Philosophy Otherwise: Knowledge Reconsidered, Learning Reimagined

Series Introduction

In the summer of 2020, Ground Motive launched the series “Uprooting Racism” as part of a collective effort to reflect on the relationship between philosophy and racial inequality, as well as to critically examine ICS’s complicity with systemic racism. The urgency of this conversation only increased in the following summer, as reports of unmarked graves at the sites of former residential schools in Canada started to become public. The polarization of public discourse in North America, around these and other similarly challenging topics, motivated our community to continue to seek venues and channels to create a robust interdisciplinary conversation that could shed light on what we are to do as an institution to uproot systemic racism.

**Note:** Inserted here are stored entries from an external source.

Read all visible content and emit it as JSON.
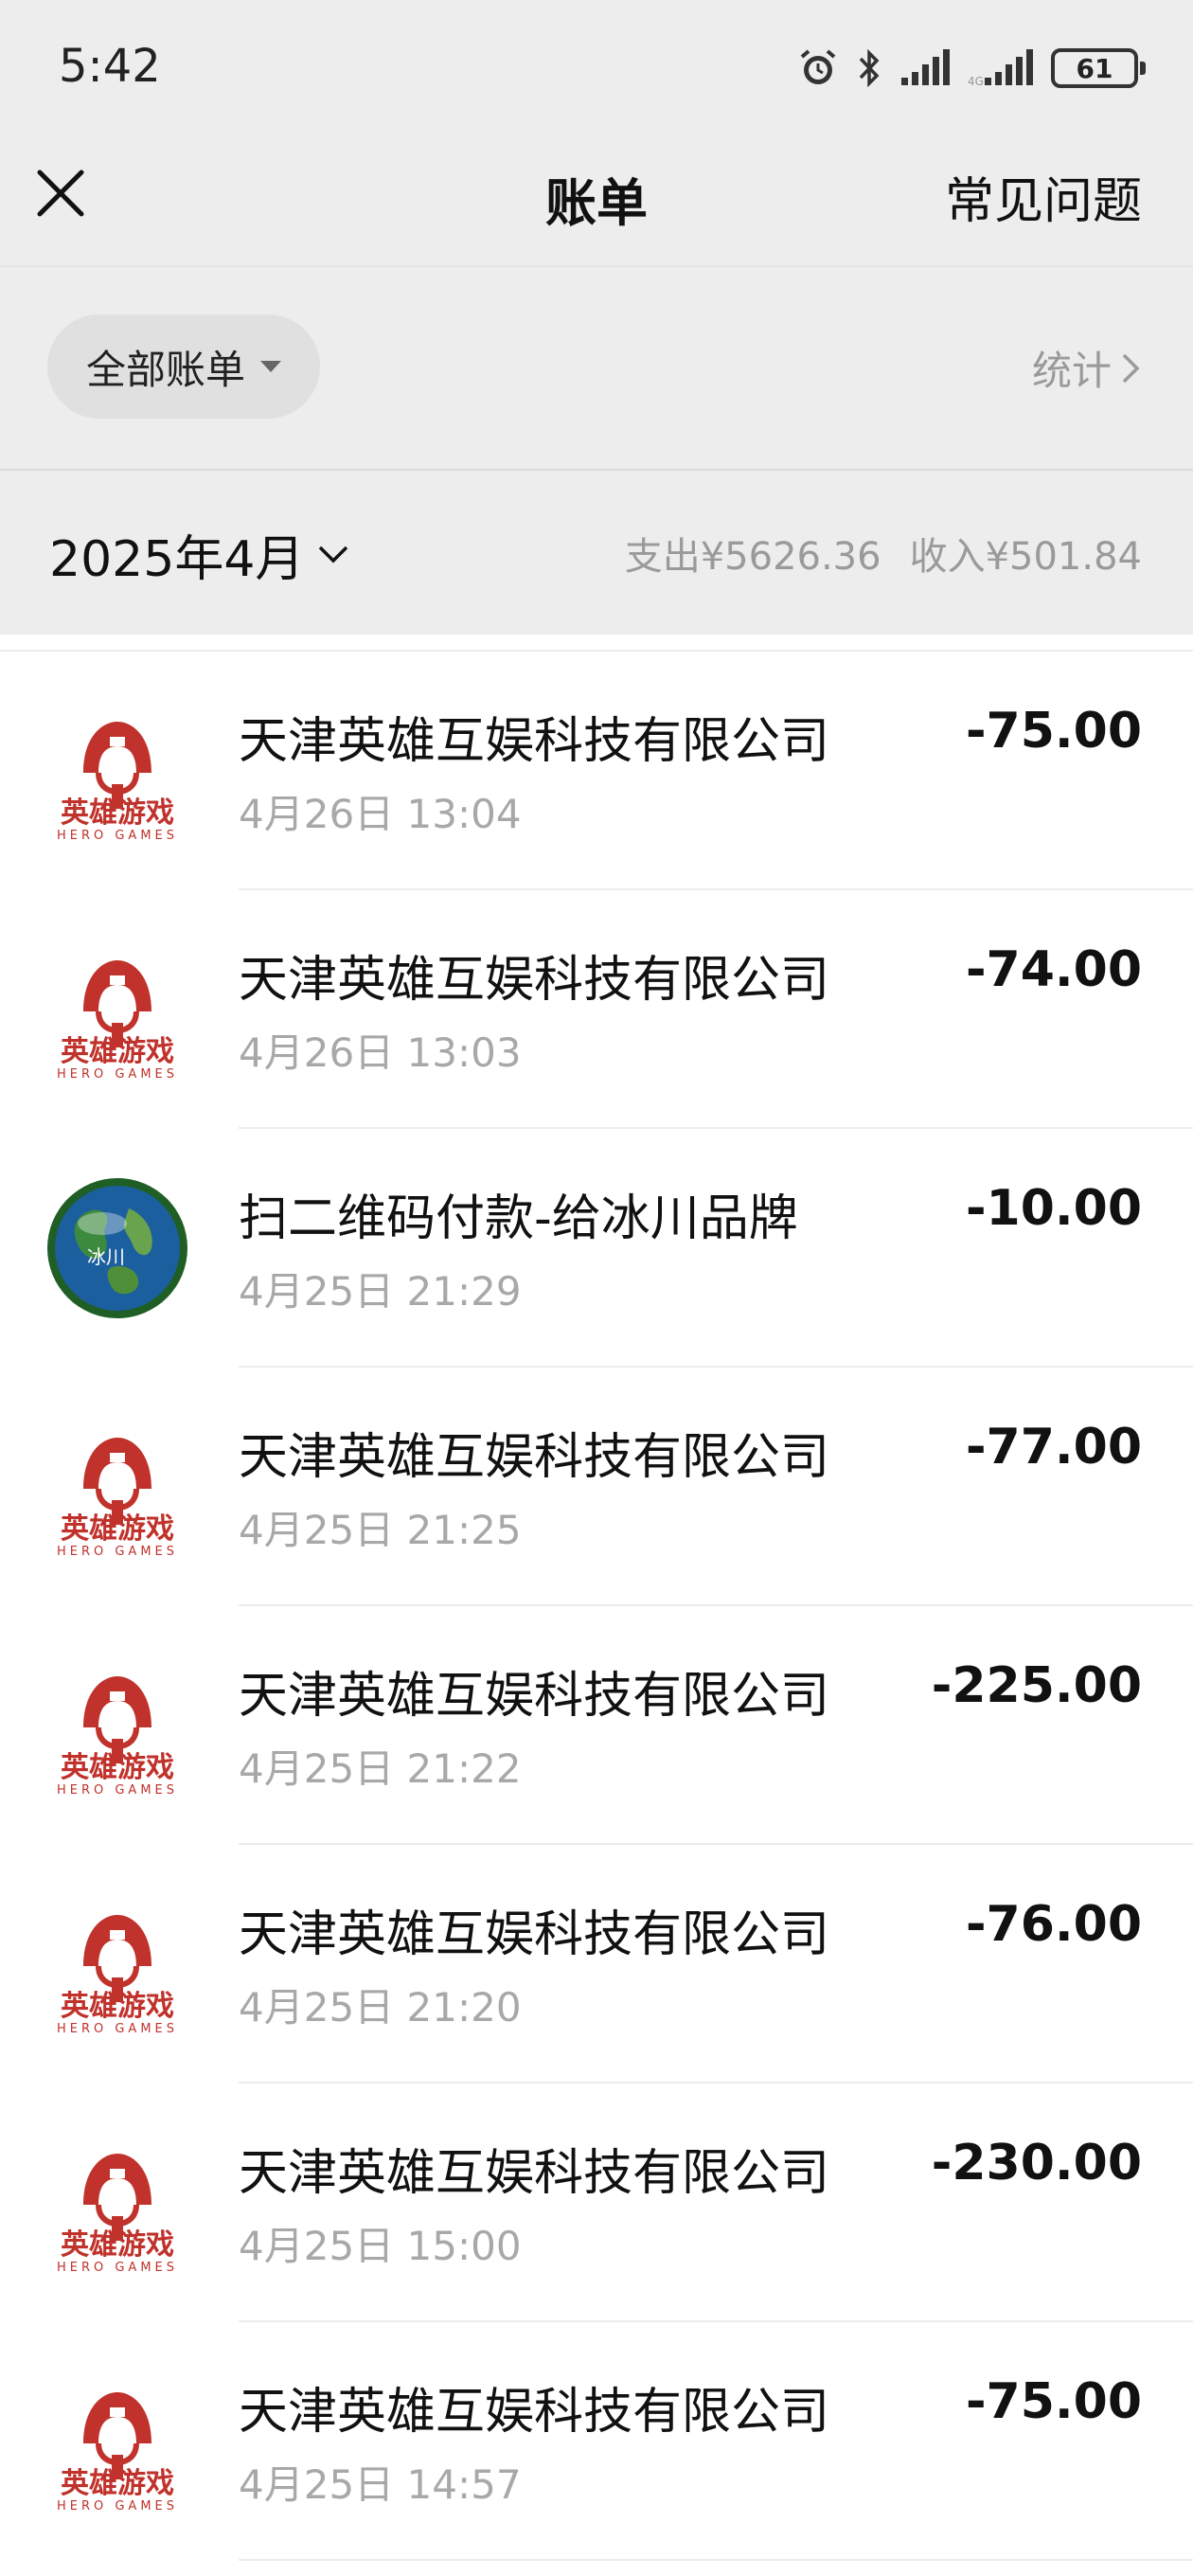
{
  "status_bar": {
    "time": "5:42",
    "battery": "61",
    "icons": [
      "alarm-icon",
      "bluetooth-icon",
      "signal-icon",
      "signal-icon",
      "battery-icon"
    ]
  },
  "nav": {
    "close_icon": "close-icon",
    "title": "账单",
    "faq": "常见问题"
  },
  "filter": {
    "label": "全部账单",
    "stats": "统计"
  },
  "month_header": {
    "month": "2025年4月",
    "expense": "支出¥5626.36",
    "income": "收入¥501.84"
  },
  "colors": {
    "header_bg": "#ededed",
    "logo_red": "#c0322b",
    "muted_text": "#9a9a9a"
  },
  "transactions": [
    {
      "name": "天津英雄互娱科技有限公司",
      "date": "4月26日 13:04",
      "amount": "-75.00",
      "icon": "hero-games-logo"
    },
    {
      "name": "天津英雄互娱科技有限公司",
      "date": "4月26日 13:03",
      "amount": "-74.00",
      "icon": "hero-games-logo"
    },
    {
      "name": "扫二维码付款-给冰川品牌",
      "date": "4月25日 21:29",
      "amount": "-10.00",
      "icon": "earth-avatar",
      "icon_text": "冰川"
    },
    {
      "name": "天津英雄互娱科技有限公司",
      "date": "4月25日 21:25",
      "amount": "-77.00",
      "icon": "hero-games-logo"
    },
    {
      "name": "天津英雄互娱科技有限公司",
      "date": "4月25日 21:22",
      "amount": "-225.00",
      "icon": "hero-games-logo"
    },
    {
      "name": "天津英雄互娱科技有限公司",
      "date": "4月25日 21:20",
      "amount": "-76.00",
      "icon": "hero-games-logo"
    },
    {
      "name": "天津英雄互娱科技有限公司",
      "date": "4月25日 15:00",
      "amount": "-230.00",
      "icon": "hero-games-logo"
    },
    {
      "name": "天津英雄互娱科技有限公司",
      "date": "4月25日 14:57",
      "amount": "-75.00",
      "icon": "hero-games-logo"
    }
  ],
  "hero_logo": {
    "text": "英雄游戏",
    "subtext": "HERO GAMES"
  }
}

Over time, and in response to these and other issues, discussions about systemic injustice among the ICS community have broadened, so as to include questions not only about racism, colonialism, and white supremacy, but also about patriarchy, heteronormativity, and other forms of marginalization. We have also been challenged to explore these questions beyond the conceptual level, and to think about how these issues intersect in peoples’ lives pedagogically and existentially. This latest Ground Motive series offers a forum for continued reflection about our philosophical practices in light of this broadening scope of inquiry. How do conversations about systemic racism, for example, not simply introduce new topics into our practice of philosophical inquiry, but force us to reimagine this practice itself? In order to generate a conversation at this level, we have invited scholars within and adjacent to the ICS community to offer reflections on what it means to unlearn and relearn the philosophical craft from their particular vantage points.

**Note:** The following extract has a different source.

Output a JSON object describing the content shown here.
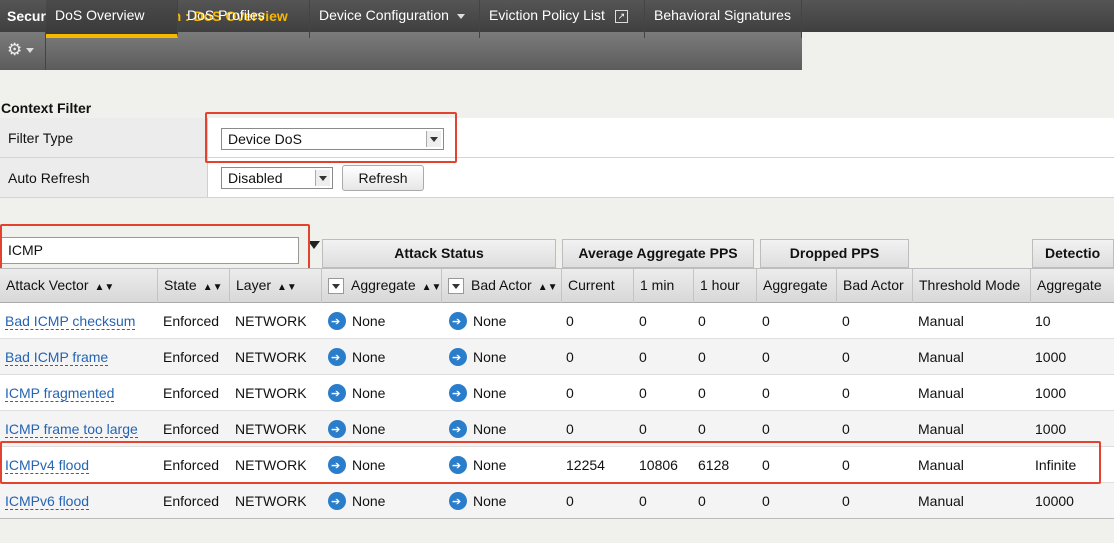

In launching “Philosophy Otherwise: Knowledge Reconsidered, Learning Reimagined,” we intend not simply to think philosophically about oppression, marginalization, and colonization, but to reflect on the ways that philosophy itself is internally complicit with these structural realities, working to subtly entrench them. While keeping the historical and socio-political injustices that inspire our philosophical questions close at hand, we want to reflect critically on the many habits, assumptions, and barriers through which philosophy has privileged certain voices and experiences. We especially want to resist philosophy’s tendency to exclude the positionality of its author, knowing that pretensions to “neutrality” simply reinforce the centrality of its privileged standpoints (such as that of whiteness and maleness).

What does it look like to dispense with the dichotomy between “academic” and “personal” writing, and to pursue a form of scholarship that does not conceal “where” we speak and write from? What exemplars of this way of doing philosophy already exist (within and outside of the Western philosophical canon), and what is required to allow these voices to (re)define the philosophical craft? In addition to reflecting philosophically about these questions, “Philosophy Otherwise” seeks to explore practices that better equip us—individually and as a community—to listen to alternative philosophical voices and to integrate them in our approach to the philosophical craft.